Edited by TobiasDrake on Nov 7th 2021 at 8:54:24 AM
My Tumblr. Currently side-by-side liveblogging Digimon Adventure, sub vs dub.Well, Variant Loki has been confirmed to be showing up in Multiverse of Madness in some capacity, so it's possible that the show's plotline will be brought up directly on the film side of things.
Disney100 Marathon | DreamWorks MarathonI also saw Eternals. I was...very confused for a good chunk of it, but it was definitely unique and interesting. Really cool stuff.
Edited by MatthewWayne on Nov 7th 2021 at 2:11:09 AM
"I'm Mr. Blue, woah-woah-ooh..."Oddly enough, the idea that Celestials "hatch" from planets is actually something from the comics. Specifically, this was the case in the Earth-X continuity.
This actually further increases my suspicions that Ego is a Celestial who somehow lost their original body (possibly the Celestial whose head was used to create Knowhere?). Him building a planet around himself might have been based on subconscious memories of his gestation within a planet.

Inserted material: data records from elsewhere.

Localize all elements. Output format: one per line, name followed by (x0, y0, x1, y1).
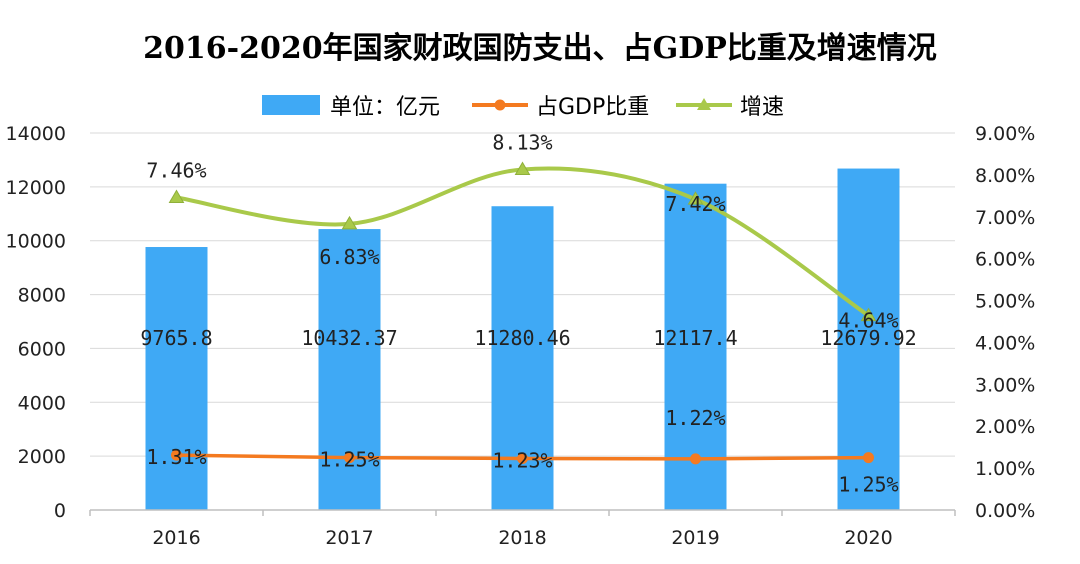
y-right-tick-label: 4.00% (975, 332, 1035, 354)
y-left-tick-label: 6000 (18, 338, 66, 360)
ratio-point (517, 452, 528, 464)
y-right-tick-label: 1.00% (975, 458, 1035, 480)
ratio-point (171, 449, 182, 461)
bar-value-label: 11280.46 (474, 326, 570, 350)
bar-value-label: 9765.8 (140, 326, 212, 350)
bar (145, 247, 208, 511)
y-right-tick-label: 0.00% (975, 500, 1035, 522)
y-left-tick-label: 8000 (18, 285, 66, 307)
growth-value-label: 4.64% (838, 309, 898, 333)
x-tick-label: 2018 (498, 527, 546, 549)
growth-value-label: 7.46% (146, 159, 206, 183)
ratio-value-label: 1.25% (319, 448, 379, 472)
growth-point (687, 191, 704, 205)
growth-point (860, 307, 877, 322)
growth-value-label: 7.42% (665, 192, 725, 216)
y-left-tick-label: 2000 (18, 446, 66, 468)
y-left-tick-label: 0 (54, 500, 66, 522)
bar-value-label: 10432.37 (301, 326, 397, 350)
growth-value-label: 6.83% (319, 245, 379, 269)
ratio-point (690, 453, 701, 465)
growth-point (168, 189, 185, 204)
bar (318, 229, 381, 511)
growth-point (341, 215, 358, 230)
line-series (168, 161, 877, 465)
y-left-tick-label: 4000 (18, 392, 66, 414)
ratio-value-label: 1.31% (146, 445, 206, 469)
x-tick-label: 2020 (844, 527, 892, 549)
ratio-value-label: 1.25% (838, 473, 898, 497)
y-right-tick-label: 8.00% (975, 165, 1035, 187)
ratio-point (863, 452, 874, 464)
x-tick-label: 2019 (671, 527, 719, 549)
x-tick-label: 2016 (152, 527, 200, 549)
growth-point (514, 161, 531, 175)
legend-swatch-bar (262, 95, 320, 115)
x-tick-label: 2017 (325, 527, 373, 549)
ratio-value-label: 1.22% (665, 406, 725, 430)
growth-value-label: 8.13% (492, 130, 552, 154)
y-right-tick-label: 6.00% (975, 249, 1035, 271)
legend: 单位：亿元 占GDP比重 增速 (262, 95, 784, 120)
y-right-tick-label: 2.00% (975, 416, 1035, 438)
ratio-value-label: 1.23% (492, 448, 552, 472)
y-left-tick-label: 12000 (6, 177, 66, 199)
legend-label-ratio: 占GDP比重 (536, 95, 649, 120)
legend-marker-ratio (494, 99, 506, 111)
y-left-tick-label: 10000 (6, 231, 66, 253)
bar-value-label: 12117.4 (653, 326, 737, 350)
y-right-tick-label: 5.00% (975, 291, 1035, 313)
axes: 0 2000 4000 6000 8000 10000 12000 14000 0.00% 1.0… (6, 123, 1036, 549)
bar-value-label: 12679.92 (820, 326, 916, 350)
y-left-tick-label: 14000 (6, 123, 66, 145)
ratio-point (344, 452, 355, 464)
chart-title: 2016-2020年国家财政国防支出、占GDP比重及增速情况 (143, 31, 937, 66)
legend-label-growth: 增速 (740, 95, 784, 120)
y-right-tick-label: 7.00% (975, 207, 1035, 229)
y-right-tick-label: 9.00% (975, 123, 1035, 145)
legend-label-bar: 单位：亿元 (330, 95, 440, 120)
data-labels: 9765.8 10432.37 11280.46 12117.4 12679.92 1.3… (140, 130, 916, 496)
legend-marker-growth (697, 98, 711, 110)
y-right-tick-label: 3.00% (975, 374, 1035, 396)
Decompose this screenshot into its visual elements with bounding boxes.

Edited by M84 on Nov 7th 2021 at 10:09:01 PM
Disgusted, but not surprised

And unfortunately, Rhodey and Ironheart’s series aren’t going to be out for a while yet. Marvel only just recently started fitting minority led series into their schedule.
Film isn't inherently superior to tv (if anything, more people are starting to find the latter preferable these days). Yeah, Rhodey and Ironheart's shows have yet to come out but the same can be said of the Black Panther sequel which has shut down shooting due to Wright suffering an injury. Regardless, they are still going to be made.